您好，我们猜测可能是您之前修改pooling时存在问题，导致pooling的输出大小不再是7*7，而且别的值，进而导致代码中的：

https://github.com/VCIP-RGBD/DFormer/blob/2aa25e362807b1027bddb3046a96cf1c8ec89cbf/models/encoders/DFormer.py#L122

的short_cut变量输出大小错误的变成为[1,2,42,16]，而不是[1,2,49,16]，进而导致

https://github.com/VCIP-RGBD/DFormer/blob/2aa25e362807b1027bddb3046a96cf1c8ec89cbf/models/encoders/DFormer.py#L128

的reshape函数报错.

建议您检查下修改的pooling函数是否正确。

1404561326521 commented 5 months ago

我将原始的nn.AdaptiveAvgPool2d(该算子不支持导出ONNX)修改为了：class AdaptiveAvgPool2dCustom(nn.Module): def init(self, output_size): super(AdaptiveAvgPool2dCustom, self).init() self.output_size = np.array(output_size)
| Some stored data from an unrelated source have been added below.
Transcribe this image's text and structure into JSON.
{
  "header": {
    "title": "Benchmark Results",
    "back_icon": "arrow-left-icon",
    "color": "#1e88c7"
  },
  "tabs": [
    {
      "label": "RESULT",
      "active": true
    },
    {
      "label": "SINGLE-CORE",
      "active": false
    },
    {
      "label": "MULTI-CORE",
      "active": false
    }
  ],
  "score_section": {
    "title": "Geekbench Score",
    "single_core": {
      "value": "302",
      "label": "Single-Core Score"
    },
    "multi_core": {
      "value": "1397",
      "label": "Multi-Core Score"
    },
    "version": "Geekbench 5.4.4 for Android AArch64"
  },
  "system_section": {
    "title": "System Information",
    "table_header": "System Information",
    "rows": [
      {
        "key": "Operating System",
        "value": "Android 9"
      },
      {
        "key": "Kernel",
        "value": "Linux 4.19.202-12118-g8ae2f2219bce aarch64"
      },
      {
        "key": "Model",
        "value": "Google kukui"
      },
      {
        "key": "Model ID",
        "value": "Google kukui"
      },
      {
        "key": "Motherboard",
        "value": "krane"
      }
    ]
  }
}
def forward(self, x: torch.Tensor):
    '''
    Args:
        x: shape (batch size, channel, height, width)
    Returns:
        x: shape (batch size, channel, 1, output_size)
    '''
    shape_x = x.shape
    if (shape_x[-1] < self.output_size[-1]):
        paddzero = torch.zeros((shape_x[0], shape_x[1], shape_x[2], self.output_size[-1] - shape_x[-1]))
        paddzero = paddzero.to('cuda:0')
        x = torch.cat((x, paddzero), axis=-1)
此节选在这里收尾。